Note that our vulnerability reduction measurement is an approximate estimation. To achieve more accurate estimation of vulnerability reduction, AVF (Architectural Vulnerability Factor) can be used as a metric. However, since our proposed approach is orthogonal to methodologies for measuring the vulnerability reduction, our experimental results are enough to show the relative efficiency of our approach even if there might exist some degree of incorrectness. This is why fault injection experiments have been performed and the error detection rate has been calculated.
In summary, our approach can reduce the vulnerability and increase error detection rate, i.e., increase reliability effectively since ours can consider the importance of instructions when selecting instructions to be duplicated under the performance constraint.
Our third set of experiments is to show the efficacy of our compiler-based dynamic code duplication scheme in terms of vulnerability as compared to the hardware-based dynamic code duplication scheme. Figure 13 clearly shows the effectiveness of considering the instruction vulnerability at software level. Unlike the software-based approach where the instruction vulnerability is considered at the software level such as our proposal, Vera et al. [2009] present a hardware-based approach that considers the instruction vulnerability at hardware level as explained in Section 2. Figure 13(a) shows that there is an explicit trade-off between the rate of vulnerability reduction and the performance in the hardware-based approach. However, our approach can achieve more vulnerability reduction when a small performance overhead is allowed as compared to the hardware-based approach. Similarly, Figure 13 (b) shows that our approach can detect more errors than the hardware-based approach when a small performance is allowed. This is because our approach can control the threshold value according to the characteristics of instructions such as whether they exist in a loop or not, and thus achieve as much vulnerability reduction as possible at compile time.

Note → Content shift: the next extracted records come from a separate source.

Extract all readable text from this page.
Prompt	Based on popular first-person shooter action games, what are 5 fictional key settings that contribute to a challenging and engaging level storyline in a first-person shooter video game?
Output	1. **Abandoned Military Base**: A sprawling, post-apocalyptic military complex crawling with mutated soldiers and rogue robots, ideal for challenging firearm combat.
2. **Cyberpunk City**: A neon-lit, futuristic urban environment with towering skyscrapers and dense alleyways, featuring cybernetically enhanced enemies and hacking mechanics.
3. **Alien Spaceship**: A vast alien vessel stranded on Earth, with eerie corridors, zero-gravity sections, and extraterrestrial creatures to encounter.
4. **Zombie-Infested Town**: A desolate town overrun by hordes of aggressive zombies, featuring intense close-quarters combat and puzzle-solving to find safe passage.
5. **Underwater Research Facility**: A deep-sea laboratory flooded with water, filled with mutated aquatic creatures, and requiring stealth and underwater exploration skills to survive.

In summary, our approach can present a more flexible solution for improving the system reliability compared to the hardware-based approach.
CONCLUSION
Embedded systems designers are paying more and more attention to soft errors to increase reliability as well as other constraints such as power, performance, area, and code size. In VLIW, researchers proposed techniques to increase reliability by duplicating instructions. However, these techniques in general incur an increase of code size and ignore different vulnerability levels of instructions. In this work, we propose compiler-assisted dynamic code duplication for VLIW architectures and present vulnerability-aware duplication algorithms to effectively increase reliability with minimal code size overhead.
Our future work includes the vulnerability analysis of instructions at other abstraction levels such as the gate level and further selective protections to achieve high reliability against soft errors with minimal overheads in terms of power, performance, and area for other architectures.